“We dominated the game in all aspects,” said a frustrated Peter Vermes after his team lost 1-0 to the visiting Philadelphia Union. “At the end of the day, we had a lot of chances around the goal. We had a lot of looks and a lot of opportunities, but zero goals, which is the biggest thing.”
But before we get too far into the game, let’s talk a little bit about the playing surface at Sporting Park. I’ll cut to the chase – at this point the field is simply dangerous.
From the opening whistle, turf was just ripping up all over the place. Anytime a player made a hard cut they had a good chance of losing their balance and tearing out a huge divot.

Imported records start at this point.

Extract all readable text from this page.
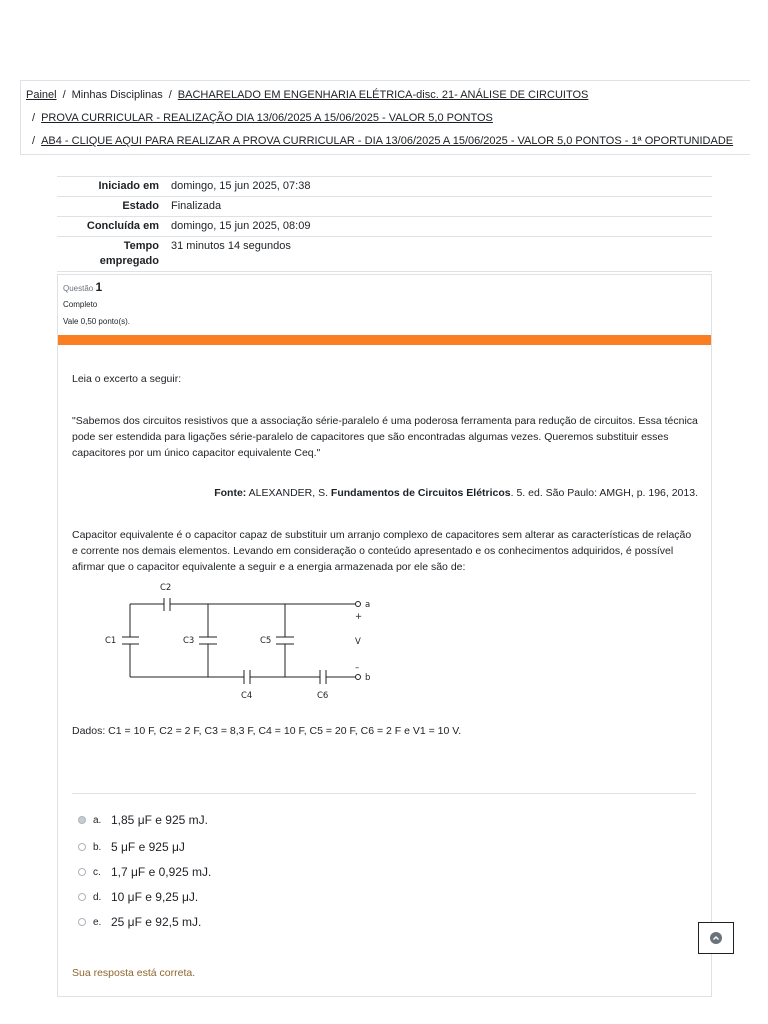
Painel / Minhas Disciplinas / BACHARELADO EM ENGENHARIA ELÉTRICA-disc. 21- ANÁLISE DE CIRCUITOS
/ PROVA CURRICULAR - REALIZAÇÃO DIA 13/06/2025 A 15/06/2025 - VALOR 5,0 PONTOS
/ AB4 - CLIQUE AQUI PARA REALIZAR A PROVA CURRICULAR - DIA 13/06/2025 A 15/06/2025 - VALOR 5,0 PONTOS - 1ª OPORTUNIDADE
Iniciado em	domingo, 15 jun 2025, 07:38
Estado	Finalizada
Concluída em	domingo, 15 jun 2025, 08:09
Tempo
empregado	31 minutos 14 segundos
Questão 1
Completo
Vale 0,50 ponto(s).
Leia o excerto a seguir:
"Sabemos dos circuitos resistivos que a associação série-paralelo é uma poderosa ferramenta para redução de circuitos. Essa técnica pode ser estendida para ligações série-paralelo de capacitores que são encontradas algumas vezes. Queremos substituir esses capacitores por um único capacitor equivalente Ceq."
Fonte: ALEXANDER, S. Fundamentos de Circuitos Elétricos. 5. ed. São Paulo: AMGH, p. 196, 2013.
Capacitor equivalente é o capacitor capaz de substituir um arranjo complexo de capacitores sem alterar as características de relação e corrente nos demais elementos. Levando em consideração o conteúdo apresentado e os conhecimentos adquiridos, é possível afirmar que o capacitor equivalente a seguir e a energia armazenada por ele são de:
C2
C1	C3	C5
C4	C6
a
b
+
V
–
Dados: C1 = 10 F, C2 = 2 F, C3 = 8,3 F, C4 = 10 F, C5 = 20 F, C6 = 2 F e V1 = 10 V.
a. 1,85 μF e 925 mJ.
b. 5 μF e 925 μJ
c. 1,7 μF e 0,925 mJ.
d. 10 μF e 9,25 μJ.
e. 25 μF e 92,5 mJ.
Sua resposta está correta.
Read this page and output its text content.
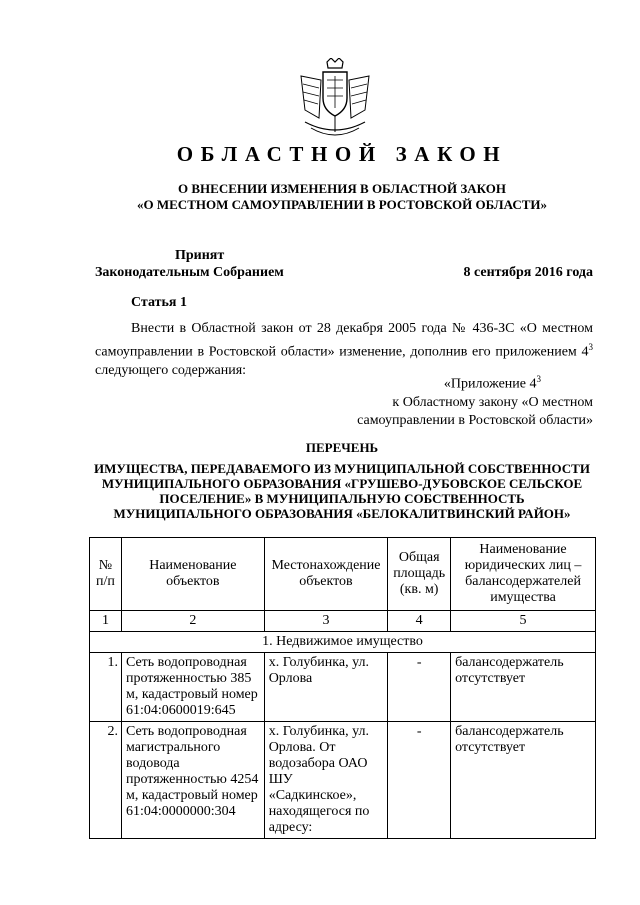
ОБЛАСТНОЙ ЗАКОН
О ВНЕСЕНИИ ИЗМЕНЕНИЯ В ОБЛАСТНОЙ ЗАКОН
«О МЕСТНОМ САМОУПРАВЛЕНИИ В РОСТОВСКОЙ ОБЛАСТИ»
Принят
Законодательным Собранием	8 сентября 2016 года
Статья 1
Внести в Областной закон от 28 декабря 2005 года № 436-ЗС «О местном самоуправлении в Ростовской области» изменение, дополнив его приложением $4^3$ следующего содержания:
«Приложение $4^3$
к Областному закону «О местном
самоуправлении в Ростовской области»
ПЕРЕЧЕНЬ
ИМУЩЕСТВА, ПЕРЕДАВАЕМОГО ИЗ МУНИЦИПАЛЬНОЙ СОБСТВЕННОСТИ
МУНИЦИПАЛЬНОГО ОБРАЗОВАНИЯ «ГРУШЕВО-ДУБОВСКОЕ СЕЛЬСКОЕ
ПОСЕЛЕНИЕ» В МУНИЦИПАЛЬНУЮ СОБСТВЕННОСТЬ
МУНИЦИПАЛЬНОГО ОБРАЗОВАНИЯ «БЕЛОКАЛИТВИНСКИЙ РАЙОН»
№ п/п	Наименование объектов	Местонахождение объектов	Общая площадь (кв. м)	Наименование юридических лиц – балансодержателей имущества
1	2	3	4	5
1. Недвижимое имущество				
1.	Сеть водопроводная протяженностью 385 м, кадастровый номер 61:04:0600019:645	х. Голубинка, ул. Орлова	-	балансодержатель отсутствует
2.	Сеть водопроводная магистрального водовода протяженностью 4254 м, кадастровый номер 61:04:0000000:304	х. Голубинка, ул. Орлова. От водозабора ОАО ШУ «Садкинское», находящегося по адресу:	-	балансодержатель отсутствует
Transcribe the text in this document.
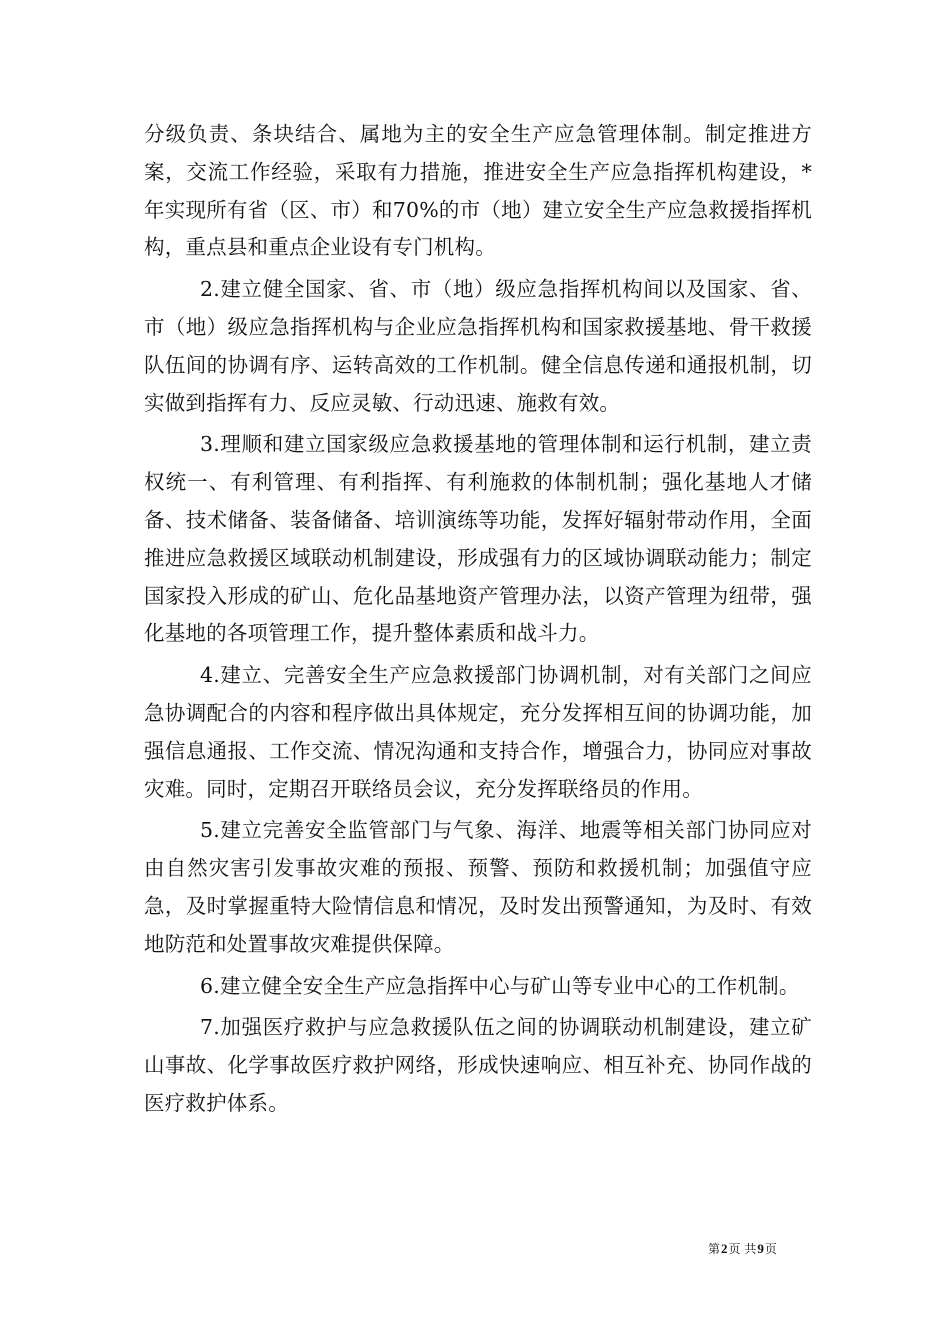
分级负责、条块结合、属地为主的安全生产应急管理体制。制定推进方案，交流工作经验，采取有力措施，推进安全生产应急指挥机构建设，*年实现所有省（区、市）和70%的市（地）建立安全生产应急救援指挥机构，重点县和重点企业设有专门机构。

2.建立健全国家、省、市（地）级应急指挥机构间以及国家、省、市（地）级应急指挥机构与企业应急指挥机构和国家救援基地、骨干救援队伍间的协调有序、运转高效的工作机制。健全信息传递和通报机制，切实做到指挥有力、反应灵敏、行动迅速、施救有效。

3.理顺和建立国家级应急救援基地的管理体制和运行机制，建立责权统一、有利管理、有利指挥、有利施救的体制机制；强化基地人才储备、技术储备、装备储备、培训演练等功能，发挥好辐射带动作用，全面推进应急救援区域联动机制建设，形成强有力的区域协调联动能力；制定国家投入形成的矿山、危化品基地资产管理办法，以资产管理为纽带，强化基地的各项管理工作，提升整体素质和战斗力。

4.建立、完善安全生产应急救援部门协调机制，对有关部门之间应急协调配合的内容和程序做出具体规定，充分发挥相互间的协调功能，加强信息通报、工作交流、情况沟通和支持合作，增强合力，协同应对事故灾难。同时，定期召开联络员会议，充分发挥联络员的作用。

5.建立完善安全监管部门与气象、海洋、地震等相关部门协同应对由自然灾害引发事故灾难的预报、预警、预防和救援机制；加强值守应急，及时掌握重特大险情信息和情况，及时发出预警通知，为及时、有效地防范和处置事故灾难提供保障。

6.建立健全安全生产应急指挥中心与矿山等专业中心的工作机制。

7.加强医疗救护与应急救援队伍之间的协调联动机制建设，建立矿山事故、化学事故医疗救护网络，形成快速响应、相互补充、协同作战的医疗救护体系。

第2页 共9页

On nearly every goal kick, the keeper’s plant foot would rip up a chunk.
At one point in the second half during an injury stoppage, Vermes was 20 yards out on the field tamping down stray pieces of grass that were scattered all over the pitch.
This needs to be fixed now; especially with the added scrutiny of the USMNT coming to town in less than two weeks.
Early on in the match, KC was dictating things. But with Philly so content to sit back that wasn’t really a surprise. Most of the time the visitors were happy to simply pump the ball out of their defensive third with little to no intent going forward.
KC was just gunning, but after about 15 minutes they became a bit impatient and weren’t necessarily playing to their strengths. Graham Zusi was a ghost, and when he finally got a touch on the ball, I remembered that he was in the starting lineup.
KC should’ve gone up one in the 25th minute when Benny Feilhaber made a nice run up the middle but couldn’t finish from about 12 with the keeper coming out a little. He ended up side footing it right into Zac MacMath‘s arms.
As the half wore on, Zusi got more involved, causing KC to create more dangerous chances. A corner here, a shot from the top of the box there.
But as time went on and KC failed to score, Philly seemed to be gaining a little momentum, using Sporting’s aggression against them to find counters and space.
In the 36th minute, Ike Opara got BURNED down the right flank when a Philly winger touched the ball around the lanky defenseman, ran back onto it, and delivered a quality cross that bobbled inside the 6 yard box until Conor Casey finished with a volley from point blank range.
Sporting’s desperation was betraying them at a time when they didn’t need to press so hard in the first place.
The second half saw KC play a bit more within themselves, not risking so much and being much more patient. Early on they should’ve leveled when Chance Myers played a nice curling ball in behind that dropped at the far post. Dom Dwyer got a powerful head to it, but the effort went just wide.
By not rushing, but instead relaxing and taking what came to them, Sporting was playing much, much better ball than they did in the frenetic first half. But with Philly already up 1-0, and with a really good keeper to rely on, the visitors were able to bunker in and try to weather the aerial storm from KC.
“They didn’t get too many shots in the second half,” said Philly keeper MacMath afterwards. “The team had to just sit in and we knew they were just going to bomb balls into the box. The defense did really well to head balls away and keep it clear.”
“Our heart was there, and our determination was there,” said Vermes, “we just weren’t clinical around the goal.”